There are so many topics to write about! How about writing about facebook culture and what a strange phenomenon it is that I'm now spending a not insignificant amount of time reading about the boring life of some girl I knew in first grade, or the divorce of some colleague at a former workplace, or some other piece of information that I don't need and don't want. I could write an article about the alchemist I met at a party one time, who grew up in the same tiny town as me. Or about intellectual property and how software patents are destroying the world. I could write about how the hunt for child pornography has become the witchhunt of our age and how difficult it is to even have a rational discussion about the balance between privacy and surveillance because as soon as someone brings up child pornography, the discussion is over. I could talk about religion, and how much I dislike it (and why). Maybe I should talk about racism and the cultural clashes in swedish society? Then there's popular media, I could write pages about movies I liked or the latest episode of Battlestar Galactica. Maybe I should write about programming, or open source? That, at least, is a subject with which I am familiar. I could write about learning new languages (as in, natural languages), such as my current attempt at learning enough Cantonese to carry a conversation. There's always politics and economic theories, though I'm no expert and probably terribly wrong most of the time.

Of course, what I most yearn to do is simply write; not about things but actual new content. By that I mean, short stories. Novels. Fiction of varying sorts. Little tales that don't speak about reality and the now, like most of the content out there. So much of what you read online is simply documenting the now, that I'm not sure there's much I can add to it that hasn't already been said more eloquently by someone else.
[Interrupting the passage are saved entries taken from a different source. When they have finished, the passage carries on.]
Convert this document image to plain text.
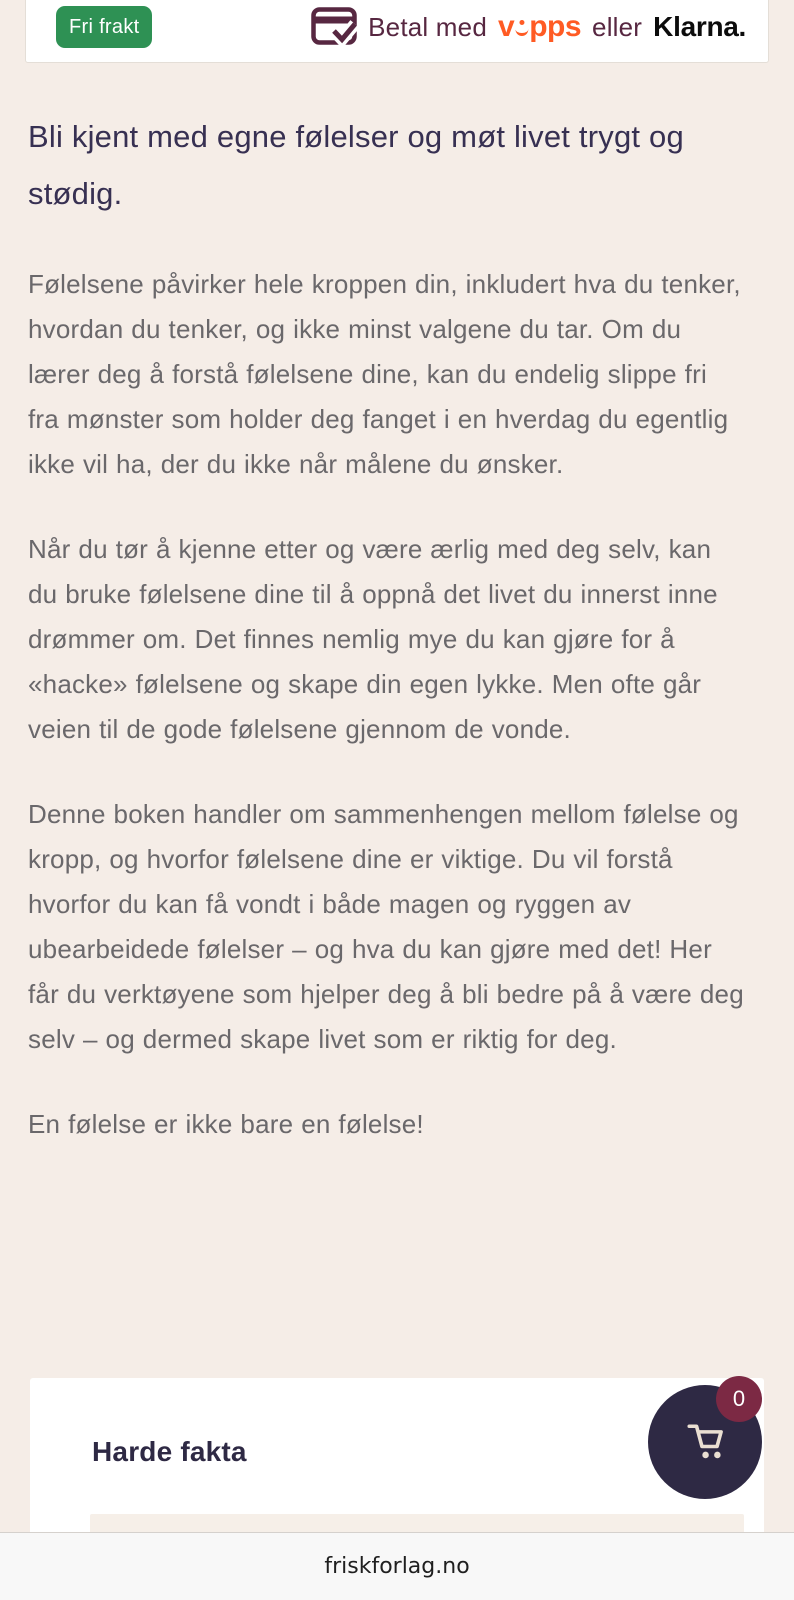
Fri frakt	Betal med v pps eller Klarna.
Bli kjent med egne følelser og møt livet trygt og stødig.

Følelsene påvirker hele kroppen din, inkludert hva du tenker, hvordan du tenker, og ikke minst valgene du tar. Om du lærer deg å forstå følelsene dine, kan du endelig slippe fri fra mønster som holder deg fanget i en hverdag du egentlig ikke vil ha, der du ikke når målene du ønsker.

Når du tør å kjenne etter og være ærlig med deg selv, kan du bruke følelsene dine til å oppnå det livet du innerst inne drømmer om. Det finnes nemlig mye du kan gjøre for å «hacke» følelsene og skape din egen lykke. Men ofte går veien til de gode følelsene gjennom de vonde.

Denne boken handler om sammenhengen mellom følelse og kropp, og hvorfor følelsene dine er viktige. Du vil forstå hvorfor du kan få vondt i både magen og ryggen av ubearbeidede følelser – og hva du kan gjøre med det! Her får du verktøyene som hjelper deg å bli bedre på å være deg selv – og dermed skape livet som er riktig for deg.

En følelse er ikke bare en følelse!

Harde fakta
0
friskforlag.no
One problem I have with writing online is that it is so easy to publish. Write, write, write, and then click! Published. The first draft ends up being the finished work. No editing, no thinking, no independent review before it's all out there, dangling free for everyone to see. Who can produce something worth reading without any revision? Yes, I know. I could hit 'Save Now' instead of 'Publish Post', but that would require some form of discipline, and I have none. Once I'm done with a session, I'm done with that article. Of course I'll probably look at it again later, but mostly to scoff at my own rambling idiocy. The few times I've actually ended up saving instead of publishing, it has been because what I've written is so terrible there's no way I'd ever actually publish it. So I just end up deleting it some time later.

This kind of shit is exactly the stuff that I want to avoid. Fuck. I guess I'll just hit 'Publish Post' since there's nothing else on there right now, and go back and delete this crap once I've written something actually worth publishing.